The women’s liberation movement inspired a major expansion of the idea of freedom by insisting that it should be applied to the most intimate realms of life. Introducing the terms “sexism” and “sexual politics” and the phrase “the personal is political” into public debate, they insisted that sexual relations, conditions of marriage, and standards of beauty were as much “political” questions as the war, civil rights, and the class tensions that had traditionally inspired the Left to action. The idea that family life is not off-limits to considerations of power and justice repudiated the family-oriented public culture of the 1950s, and it permanently changed Americans’ definition of freedom.

Radical feminists’ first public campaign demanded the repeal of state laws that underscored women’s lack of self-determination by banning abortions or leaving it up to physicians to decide whether a pregnancy could be terminated. Without the right to control her own reproduction, wrote one activist, “woman’s other ‘freedoms’ are tantalizing mockeries that cannot be exercised.” In 1969, a group of feminists disrupted legislative hearings on New York’s law banning abortions, where the experts scheduled to testify consisted of fourteen men and a Roman Catholic nun.
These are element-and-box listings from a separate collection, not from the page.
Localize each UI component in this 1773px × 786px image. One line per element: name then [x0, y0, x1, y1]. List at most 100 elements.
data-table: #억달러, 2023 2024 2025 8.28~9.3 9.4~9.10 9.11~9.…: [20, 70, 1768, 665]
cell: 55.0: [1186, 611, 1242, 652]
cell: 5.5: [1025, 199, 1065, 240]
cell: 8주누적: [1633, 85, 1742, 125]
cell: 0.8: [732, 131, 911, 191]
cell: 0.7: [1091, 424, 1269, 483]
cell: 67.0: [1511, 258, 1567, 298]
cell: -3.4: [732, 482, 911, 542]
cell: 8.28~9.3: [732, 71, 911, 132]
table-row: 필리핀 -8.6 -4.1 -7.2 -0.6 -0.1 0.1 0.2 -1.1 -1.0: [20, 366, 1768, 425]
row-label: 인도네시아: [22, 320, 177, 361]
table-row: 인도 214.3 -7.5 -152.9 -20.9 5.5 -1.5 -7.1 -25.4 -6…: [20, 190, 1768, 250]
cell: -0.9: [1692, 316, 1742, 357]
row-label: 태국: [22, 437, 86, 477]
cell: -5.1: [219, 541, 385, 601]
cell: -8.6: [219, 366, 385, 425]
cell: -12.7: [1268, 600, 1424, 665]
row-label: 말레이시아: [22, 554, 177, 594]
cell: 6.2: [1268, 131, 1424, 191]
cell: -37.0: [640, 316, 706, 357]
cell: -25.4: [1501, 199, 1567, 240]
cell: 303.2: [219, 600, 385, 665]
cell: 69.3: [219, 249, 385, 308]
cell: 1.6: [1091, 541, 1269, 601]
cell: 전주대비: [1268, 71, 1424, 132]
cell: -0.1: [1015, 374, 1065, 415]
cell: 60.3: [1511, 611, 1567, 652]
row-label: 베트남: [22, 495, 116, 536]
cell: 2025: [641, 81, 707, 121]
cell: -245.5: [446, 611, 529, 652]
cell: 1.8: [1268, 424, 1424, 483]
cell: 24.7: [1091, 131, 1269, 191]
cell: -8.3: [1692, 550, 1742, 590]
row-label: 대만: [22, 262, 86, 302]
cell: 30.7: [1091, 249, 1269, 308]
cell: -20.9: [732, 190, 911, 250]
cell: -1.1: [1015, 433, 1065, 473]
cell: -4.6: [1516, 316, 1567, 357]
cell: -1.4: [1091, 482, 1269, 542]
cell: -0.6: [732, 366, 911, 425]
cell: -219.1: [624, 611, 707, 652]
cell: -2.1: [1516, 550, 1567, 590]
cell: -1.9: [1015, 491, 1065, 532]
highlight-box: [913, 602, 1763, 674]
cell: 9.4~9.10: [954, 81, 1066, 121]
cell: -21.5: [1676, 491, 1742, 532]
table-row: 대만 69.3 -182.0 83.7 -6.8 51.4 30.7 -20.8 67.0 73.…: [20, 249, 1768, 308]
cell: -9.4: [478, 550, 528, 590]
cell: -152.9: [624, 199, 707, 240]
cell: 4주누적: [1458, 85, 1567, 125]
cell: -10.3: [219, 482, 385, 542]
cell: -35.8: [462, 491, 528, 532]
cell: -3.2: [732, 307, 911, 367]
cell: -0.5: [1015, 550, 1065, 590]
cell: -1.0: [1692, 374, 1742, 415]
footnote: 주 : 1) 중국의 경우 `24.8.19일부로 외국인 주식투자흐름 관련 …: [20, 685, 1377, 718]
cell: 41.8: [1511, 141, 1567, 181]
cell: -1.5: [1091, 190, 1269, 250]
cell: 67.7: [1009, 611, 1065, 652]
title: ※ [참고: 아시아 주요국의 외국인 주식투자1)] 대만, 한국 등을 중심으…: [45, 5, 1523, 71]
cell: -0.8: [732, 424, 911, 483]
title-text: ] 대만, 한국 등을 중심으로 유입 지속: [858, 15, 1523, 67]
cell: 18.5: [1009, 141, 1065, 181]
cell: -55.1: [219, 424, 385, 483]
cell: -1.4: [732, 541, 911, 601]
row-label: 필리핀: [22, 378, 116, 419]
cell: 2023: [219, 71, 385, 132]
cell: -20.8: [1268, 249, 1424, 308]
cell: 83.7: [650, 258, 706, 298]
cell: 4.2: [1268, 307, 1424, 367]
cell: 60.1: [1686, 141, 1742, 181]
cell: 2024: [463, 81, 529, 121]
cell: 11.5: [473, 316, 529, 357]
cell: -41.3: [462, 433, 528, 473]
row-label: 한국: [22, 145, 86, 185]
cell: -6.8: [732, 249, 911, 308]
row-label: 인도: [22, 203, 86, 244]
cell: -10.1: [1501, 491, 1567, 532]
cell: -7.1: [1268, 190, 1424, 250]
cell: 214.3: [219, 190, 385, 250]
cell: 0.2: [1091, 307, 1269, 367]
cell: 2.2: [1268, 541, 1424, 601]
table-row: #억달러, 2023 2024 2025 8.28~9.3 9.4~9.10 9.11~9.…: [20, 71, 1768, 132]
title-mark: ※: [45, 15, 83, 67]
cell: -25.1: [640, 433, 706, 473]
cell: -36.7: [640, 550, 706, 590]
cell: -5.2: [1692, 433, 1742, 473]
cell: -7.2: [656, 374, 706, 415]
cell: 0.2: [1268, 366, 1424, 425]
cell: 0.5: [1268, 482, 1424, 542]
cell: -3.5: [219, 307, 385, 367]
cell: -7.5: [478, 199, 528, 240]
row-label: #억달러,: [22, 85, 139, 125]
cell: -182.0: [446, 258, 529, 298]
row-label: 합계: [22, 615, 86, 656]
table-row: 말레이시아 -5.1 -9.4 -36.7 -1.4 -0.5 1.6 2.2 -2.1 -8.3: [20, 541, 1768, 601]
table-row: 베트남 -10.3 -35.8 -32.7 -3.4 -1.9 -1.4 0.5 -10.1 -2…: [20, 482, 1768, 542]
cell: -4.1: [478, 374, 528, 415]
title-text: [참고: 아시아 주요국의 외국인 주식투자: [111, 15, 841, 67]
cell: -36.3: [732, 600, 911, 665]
The call for legalized abortions merged the nineteenth-century demand that a woman control her own body with the Sixties emphasis on sexual freedom. But the concerns of women’s liberation went far beyond sexuality. Sisterhood Is Powerful, an influential collection of essays, manifestos, and personal accounts published in 1970, touched on a remarkable array of issues, from violence against women to inequalities in the law, churches, workplaces, and family life. By this time, feminist ideas had entered the mainstream. In 1962, a poll showed that two-thirds of American women did not feel themselves to be victims of discrimination. By 1974, two-thirds did.